Your shrewd observation completely surprised me; I had never thought about the possibility that those men had been standing all day in a place where labourers were hired, and that the landowner would have visited the spot four times already that day. Had the men been there all day long, it is reasonable to wonder why those men had not seen the hiring going on and sought the landowner's employ.
However, some points may be incorrectly assumed here. Was it exactly the same spot as early in the morning, as at the other three times, where the landowner returned to? Perhaps it was a large town where there were five locations where men gathered to seek daily employment. Or there may have been two locations, the landowner only going to the second one at the eleventh hour.
But the real point to bear in mind is that Jesus was not relating an actual event. He was giving a parable as to what the Kingdom of God was like. And this parable followed on the heels of Jesus telling his disciples that "Many who are first will be last, and the last first" (Mat. 19:30).
It is significant that the parable which followed ended with the labourers hired last receiving their wages first. And the labourers hired first, received their wages last.
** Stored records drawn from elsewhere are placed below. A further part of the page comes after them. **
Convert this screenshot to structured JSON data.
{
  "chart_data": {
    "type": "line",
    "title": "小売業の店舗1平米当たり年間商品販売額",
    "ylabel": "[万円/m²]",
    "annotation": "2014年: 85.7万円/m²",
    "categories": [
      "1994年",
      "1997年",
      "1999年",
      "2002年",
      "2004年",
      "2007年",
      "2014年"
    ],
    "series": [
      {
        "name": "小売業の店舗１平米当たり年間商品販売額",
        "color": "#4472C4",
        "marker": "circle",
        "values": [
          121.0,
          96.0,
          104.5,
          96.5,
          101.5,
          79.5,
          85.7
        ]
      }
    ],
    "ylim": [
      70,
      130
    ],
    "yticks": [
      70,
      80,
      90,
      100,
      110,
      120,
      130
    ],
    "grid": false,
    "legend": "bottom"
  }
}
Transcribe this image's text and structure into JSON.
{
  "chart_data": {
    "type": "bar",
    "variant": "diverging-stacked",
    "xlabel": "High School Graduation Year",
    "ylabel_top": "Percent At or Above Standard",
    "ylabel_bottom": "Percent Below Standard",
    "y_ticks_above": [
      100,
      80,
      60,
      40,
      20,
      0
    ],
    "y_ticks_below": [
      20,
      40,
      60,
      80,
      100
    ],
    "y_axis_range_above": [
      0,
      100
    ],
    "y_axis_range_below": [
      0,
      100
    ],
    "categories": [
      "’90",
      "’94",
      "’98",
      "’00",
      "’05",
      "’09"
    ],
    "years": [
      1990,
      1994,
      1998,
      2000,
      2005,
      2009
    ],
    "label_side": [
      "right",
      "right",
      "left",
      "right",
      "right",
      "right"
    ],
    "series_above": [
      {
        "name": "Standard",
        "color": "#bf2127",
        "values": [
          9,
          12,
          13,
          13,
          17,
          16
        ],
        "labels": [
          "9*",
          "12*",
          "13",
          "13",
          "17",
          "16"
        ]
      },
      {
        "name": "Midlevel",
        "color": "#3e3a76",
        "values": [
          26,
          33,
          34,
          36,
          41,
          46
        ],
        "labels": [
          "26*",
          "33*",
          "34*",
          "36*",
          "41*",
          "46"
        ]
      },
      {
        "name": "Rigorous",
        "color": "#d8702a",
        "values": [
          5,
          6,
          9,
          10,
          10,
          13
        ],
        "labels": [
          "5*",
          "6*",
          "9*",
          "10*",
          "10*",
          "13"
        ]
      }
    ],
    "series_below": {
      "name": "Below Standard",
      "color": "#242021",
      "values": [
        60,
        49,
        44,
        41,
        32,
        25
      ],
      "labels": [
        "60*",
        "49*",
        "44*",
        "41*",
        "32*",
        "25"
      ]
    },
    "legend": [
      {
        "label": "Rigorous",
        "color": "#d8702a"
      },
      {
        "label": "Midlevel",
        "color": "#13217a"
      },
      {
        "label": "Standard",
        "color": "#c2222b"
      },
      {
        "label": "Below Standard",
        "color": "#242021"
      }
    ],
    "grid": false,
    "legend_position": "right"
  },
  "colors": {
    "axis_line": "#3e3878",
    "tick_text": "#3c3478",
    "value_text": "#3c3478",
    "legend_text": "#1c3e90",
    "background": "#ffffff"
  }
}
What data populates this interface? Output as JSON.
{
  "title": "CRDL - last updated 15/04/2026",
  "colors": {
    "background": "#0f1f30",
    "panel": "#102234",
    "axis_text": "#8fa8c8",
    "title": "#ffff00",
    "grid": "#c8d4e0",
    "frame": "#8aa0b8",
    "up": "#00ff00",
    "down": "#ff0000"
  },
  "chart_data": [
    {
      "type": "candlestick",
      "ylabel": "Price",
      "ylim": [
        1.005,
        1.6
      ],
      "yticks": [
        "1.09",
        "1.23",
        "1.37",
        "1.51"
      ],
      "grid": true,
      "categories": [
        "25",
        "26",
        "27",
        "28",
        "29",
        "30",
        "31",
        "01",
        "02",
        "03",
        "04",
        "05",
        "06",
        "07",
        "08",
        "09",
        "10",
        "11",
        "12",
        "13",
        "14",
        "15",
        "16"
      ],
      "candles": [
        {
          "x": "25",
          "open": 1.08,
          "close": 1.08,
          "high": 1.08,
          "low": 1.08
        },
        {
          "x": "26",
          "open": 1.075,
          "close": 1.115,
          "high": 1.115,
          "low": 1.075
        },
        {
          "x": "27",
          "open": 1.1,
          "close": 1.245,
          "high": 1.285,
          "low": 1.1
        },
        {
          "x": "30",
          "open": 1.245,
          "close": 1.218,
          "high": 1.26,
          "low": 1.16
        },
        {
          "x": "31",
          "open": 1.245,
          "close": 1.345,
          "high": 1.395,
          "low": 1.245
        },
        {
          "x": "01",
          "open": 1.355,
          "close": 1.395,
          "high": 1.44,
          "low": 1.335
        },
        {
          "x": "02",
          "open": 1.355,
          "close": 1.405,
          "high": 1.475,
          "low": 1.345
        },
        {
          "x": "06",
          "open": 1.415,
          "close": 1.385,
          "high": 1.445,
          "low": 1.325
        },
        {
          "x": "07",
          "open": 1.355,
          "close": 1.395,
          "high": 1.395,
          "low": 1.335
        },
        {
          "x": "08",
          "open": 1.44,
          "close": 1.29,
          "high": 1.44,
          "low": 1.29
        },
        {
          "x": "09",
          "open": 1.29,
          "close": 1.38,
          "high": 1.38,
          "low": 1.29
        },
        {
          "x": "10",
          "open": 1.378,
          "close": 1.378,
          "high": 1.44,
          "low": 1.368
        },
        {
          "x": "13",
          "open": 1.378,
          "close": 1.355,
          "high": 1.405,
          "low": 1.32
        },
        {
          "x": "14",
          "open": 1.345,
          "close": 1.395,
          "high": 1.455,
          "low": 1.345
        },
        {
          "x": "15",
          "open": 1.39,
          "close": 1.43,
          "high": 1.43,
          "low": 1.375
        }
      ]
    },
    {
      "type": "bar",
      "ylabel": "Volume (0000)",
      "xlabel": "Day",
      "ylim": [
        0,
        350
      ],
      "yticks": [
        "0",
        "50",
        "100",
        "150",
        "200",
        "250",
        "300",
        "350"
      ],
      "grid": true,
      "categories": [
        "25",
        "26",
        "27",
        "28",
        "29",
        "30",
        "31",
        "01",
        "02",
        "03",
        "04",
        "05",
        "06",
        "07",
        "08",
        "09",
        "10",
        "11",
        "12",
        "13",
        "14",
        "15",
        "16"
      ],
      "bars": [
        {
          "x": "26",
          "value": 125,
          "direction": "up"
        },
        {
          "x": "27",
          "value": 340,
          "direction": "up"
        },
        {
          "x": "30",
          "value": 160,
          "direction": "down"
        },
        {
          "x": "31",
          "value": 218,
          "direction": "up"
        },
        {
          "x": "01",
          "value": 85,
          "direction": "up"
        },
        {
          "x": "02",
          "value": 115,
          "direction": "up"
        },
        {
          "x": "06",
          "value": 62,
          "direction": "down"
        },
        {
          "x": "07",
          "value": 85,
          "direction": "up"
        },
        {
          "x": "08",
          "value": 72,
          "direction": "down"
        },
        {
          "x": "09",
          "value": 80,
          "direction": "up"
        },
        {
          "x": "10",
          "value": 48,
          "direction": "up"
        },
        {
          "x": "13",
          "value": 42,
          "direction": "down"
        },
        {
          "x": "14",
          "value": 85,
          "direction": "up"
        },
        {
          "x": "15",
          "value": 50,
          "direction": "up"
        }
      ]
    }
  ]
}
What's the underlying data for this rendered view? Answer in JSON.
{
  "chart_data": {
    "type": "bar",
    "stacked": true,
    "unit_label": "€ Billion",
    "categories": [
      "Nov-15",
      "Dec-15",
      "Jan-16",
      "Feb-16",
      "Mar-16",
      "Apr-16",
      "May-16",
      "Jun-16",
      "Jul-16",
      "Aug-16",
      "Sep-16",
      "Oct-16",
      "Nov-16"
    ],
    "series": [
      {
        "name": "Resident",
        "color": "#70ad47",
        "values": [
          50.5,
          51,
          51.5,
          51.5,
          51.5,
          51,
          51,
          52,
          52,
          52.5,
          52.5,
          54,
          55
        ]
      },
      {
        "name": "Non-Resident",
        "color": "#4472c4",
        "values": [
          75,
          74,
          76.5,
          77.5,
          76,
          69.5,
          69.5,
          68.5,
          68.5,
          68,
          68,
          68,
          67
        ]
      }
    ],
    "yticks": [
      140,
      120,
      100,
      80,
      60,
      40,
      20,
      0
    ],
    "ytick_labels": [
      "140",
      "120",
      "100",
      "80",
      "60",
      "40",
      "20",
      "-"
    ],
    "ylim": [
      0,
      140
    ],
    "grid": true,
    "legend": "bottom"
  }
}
Therefore, the hypothetical scenario does not require examination of such details as to why the men hired last, having been there all day, had not seen the landowner who had appeared four times previously searching for workers. There was no actual landowner, there were not various lots of workers engaged prior to the last batch at the eleventh hour, there was no handing out of wages at the end of the day.
But spiritually, the parable has profound implications for those who think that the longer and the harder they work for the Master (Christ) in his 'field' (the world - Mat. 13:38), the more they will deserve to 'earn' as a 'wage'.